Current Release

Current Release
The Warrior's Viking Bride

Monday, March 17, 2008

The Jamie Oliver Effect

I understand from yesterday's Sunday Telegraph that do the high profile campaign by Jamie Oliver and Hugh Fearnley Whittonstall against battery chickens, houses where chickens can be kept are becoming more popular.
I have kept hens and ducks for about ten years now. The difference in egg quality is astonishing. Hens who are able to roam have far darker yolks. Nothing beats a freshly laid egg gently poached. Supermarket eggs are a watery pale yellow yolk and don't really taste of anything.
I noticed that the latest Waitrose magazine was offering duck egg recipes. Hooray say I. Other people are realising that duck eggs are good to eat. They suffered in reputation after the war because ducks were fed on fish meal and surprise, surprise the eggs tasted of fish. Feed ducks on corn and poultry layer pellets, and the eggs taste great.
Duck eggs do not keep as long as hen eggs by the way. You want to use them within 2 weeks, where as hen eggs will keep for about 3. Both are best eaten within a few days of being laid.
Mostly you can substitute duck eggs and hen eggs. But scrambled duck eggs tend to be rubbery. Poached duck eggs are wonderful though and they have several recipes for baked duck eggs including one for duck eggs baked in a tomato with a dash of Tabasco.
So are hens and ducks easy to keep? Yes but you have not mind the cleaning out of the houses once a week. The manure is good for the garden. Because my hens and ducks are free range, I have made sure that the vegetable patch is fenced off, and during the summer, we do put netting up to prevent any rogue attacks on the vegetables.
We also have a large enough garden that they do not seem to do any real and lasting damage. They do add character to the undergrowth and I have not seen a slug in years. they are fed twice a day -- poultry layer pellets in the morning and mixed corn in the afternoon. Eggs are collected once a day. Hens by in large are creatures of habit and do lay in the hen house...although I do have to go searching on occasion. Ducks tend to drop their eggs where ever unless they are broody.
Currently I am hoping we will not have is getting to be that time of year...
But hooray that more people are coming to realise the value of keeping poultry.


Anonymous said...

I wish our county allowed me to keep chickens.

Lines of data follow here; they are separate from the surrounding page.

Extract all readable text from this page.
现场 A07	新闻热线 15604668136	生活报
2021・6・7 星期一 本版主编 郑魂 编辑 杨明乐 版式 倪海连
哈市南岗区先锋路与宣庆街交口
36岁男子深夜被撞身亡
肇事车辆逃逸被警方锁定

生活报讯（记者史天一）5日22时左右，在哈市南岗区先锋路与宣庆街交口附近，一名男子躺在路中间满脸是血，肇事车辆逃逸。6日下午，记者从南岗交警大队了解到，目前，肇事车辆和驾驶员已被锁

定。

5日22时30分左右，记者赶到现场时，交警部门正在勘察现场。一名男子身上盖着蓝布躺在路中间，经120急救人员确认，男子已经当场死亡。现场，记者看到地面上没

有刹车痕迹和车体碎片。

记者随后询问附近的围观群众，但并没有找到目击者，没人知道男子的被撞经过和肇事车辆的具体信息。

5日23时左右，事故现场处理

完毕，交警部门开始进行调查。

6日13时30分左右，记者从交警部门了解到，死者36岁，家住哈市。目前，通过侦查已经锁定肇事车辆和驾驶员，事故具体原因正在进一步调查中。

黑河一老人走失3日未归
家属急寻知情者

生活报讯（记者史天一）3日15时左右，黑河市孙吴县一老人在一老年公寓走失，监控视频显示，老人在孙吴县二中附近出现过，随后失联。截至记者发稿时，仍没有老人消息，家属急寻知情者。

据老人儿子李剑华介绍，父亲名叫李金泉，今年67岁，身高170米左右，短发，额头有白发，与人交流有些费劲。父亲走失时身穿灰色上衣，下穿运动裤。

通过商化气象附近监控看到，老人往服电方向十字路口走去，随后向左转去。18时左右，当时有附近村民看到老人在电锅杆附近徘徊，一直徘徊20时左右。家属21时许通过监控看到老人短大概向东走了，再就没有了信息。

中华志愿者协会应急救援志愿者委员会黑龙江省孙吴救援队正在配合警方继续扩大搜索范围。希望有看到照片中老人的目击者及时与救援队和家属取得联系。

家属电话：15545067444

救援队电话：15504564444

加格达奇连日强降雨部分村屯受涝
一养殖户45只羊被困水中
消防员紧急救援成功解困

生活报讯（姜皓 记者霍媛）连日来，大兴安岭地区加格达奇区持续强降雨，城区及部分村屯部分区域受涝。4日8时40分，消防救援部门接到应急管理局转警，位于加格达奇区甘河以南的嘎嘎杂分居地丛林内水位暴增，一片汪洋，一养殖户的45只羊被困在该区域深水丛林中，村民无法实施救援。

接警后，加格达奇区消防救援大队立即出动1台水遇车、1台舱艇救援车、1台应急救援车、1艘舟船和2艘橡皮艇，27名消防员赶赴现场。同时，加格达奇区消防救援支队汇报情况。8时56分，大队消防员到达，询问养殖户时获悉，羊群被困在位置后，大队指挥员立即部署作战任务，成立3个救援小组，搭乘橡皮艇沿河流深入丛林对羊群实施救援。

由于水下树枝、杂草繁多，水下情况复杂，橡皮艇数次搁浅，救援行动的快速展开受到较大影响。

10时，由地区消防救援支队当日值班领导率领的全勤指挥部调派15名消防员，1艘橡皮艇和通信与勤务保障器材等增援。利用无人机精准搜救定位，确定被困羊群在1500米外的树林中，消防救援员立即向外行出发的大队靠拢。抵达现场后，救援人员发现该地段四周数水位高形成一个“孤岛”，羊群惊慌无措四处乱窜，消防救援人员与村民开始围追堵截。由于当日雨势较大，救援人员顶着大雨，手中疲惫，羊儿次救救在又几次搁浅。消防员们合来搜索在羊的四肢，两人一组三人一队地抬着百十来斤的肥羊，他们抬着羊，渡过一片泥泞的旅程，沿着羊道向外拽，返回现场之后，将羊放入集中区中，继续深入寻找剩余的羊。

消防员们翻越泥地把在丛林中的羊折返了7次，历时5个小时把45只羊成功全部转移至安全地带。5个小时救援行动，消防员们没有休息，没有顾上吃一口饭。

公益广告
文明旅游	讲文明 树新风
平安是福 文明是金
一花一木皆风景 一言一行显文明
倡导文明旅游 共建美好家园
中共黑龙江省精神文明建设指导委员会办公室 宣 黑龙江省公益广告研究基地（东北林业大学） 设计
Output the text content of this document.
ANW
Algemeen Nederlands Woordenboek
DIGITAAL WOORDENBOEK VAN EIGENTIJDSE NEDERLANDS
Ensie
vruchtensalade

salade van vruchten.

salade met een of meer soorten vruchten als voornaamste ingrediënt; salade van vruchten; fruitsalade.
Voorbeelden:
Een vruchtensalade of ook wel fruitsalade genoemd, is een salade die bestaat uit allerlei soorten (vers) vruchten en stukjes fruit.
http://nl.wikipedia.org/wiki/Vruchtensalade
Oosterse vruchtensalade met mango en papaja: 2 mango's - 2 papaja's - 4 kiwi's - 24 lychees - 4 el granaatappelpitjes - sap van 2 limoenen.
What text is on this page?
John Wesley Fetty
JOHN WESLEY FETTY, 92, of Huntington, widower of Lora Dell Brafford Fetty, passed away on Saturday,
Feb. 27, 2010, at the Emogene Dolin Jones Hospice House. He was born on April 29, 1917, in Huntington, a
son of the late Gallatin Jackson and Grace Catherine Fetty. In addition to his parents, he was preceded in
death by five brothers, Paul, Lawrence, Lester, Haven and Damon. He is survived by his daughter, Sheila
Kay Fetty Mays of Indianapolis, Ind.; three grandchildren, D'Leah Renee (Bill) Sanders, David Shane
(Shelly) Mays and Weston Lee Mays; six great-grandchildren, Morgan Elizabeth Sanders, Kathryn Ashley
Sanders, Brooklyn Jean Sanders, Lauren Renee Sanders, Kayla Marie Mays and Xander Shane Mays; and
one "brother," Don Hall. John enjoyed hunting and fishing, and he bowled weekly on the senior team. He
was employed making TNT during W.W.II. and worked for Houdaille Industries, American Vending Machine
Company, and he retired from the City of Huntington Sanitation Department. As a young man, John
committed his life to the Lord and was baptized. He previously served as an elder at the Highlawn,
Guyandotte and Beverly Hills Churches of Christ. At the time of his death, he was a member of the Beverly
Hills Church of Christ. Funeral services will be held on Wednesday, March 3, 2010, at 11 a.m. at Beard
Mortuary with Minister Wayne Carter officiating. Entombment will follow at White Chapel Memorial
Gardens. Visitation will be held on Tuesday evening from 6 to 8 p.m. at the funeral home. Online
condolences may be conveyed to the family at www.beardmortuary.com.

Unfortunately, in the States, they have weird ideas about farm animals. You have to own an acre to keep chickens in my county, and as most of suburbia is 1/4 acres, 1/3 acres or even less, it is not going to happen. I buy cage free eggs when I can, especially when they have them at the Farmer's Market. I love all the colors eggs can come in. I envy your chickens (but not the ducks) and the bee hives (DH not keen on bees). Much Love,
Your Wonderful Sister

Anne McAllister said...

And there is, of course, the value of having ducks so you can practice keeping them in a row -- an excellent occupation for any fiction writer as you well know.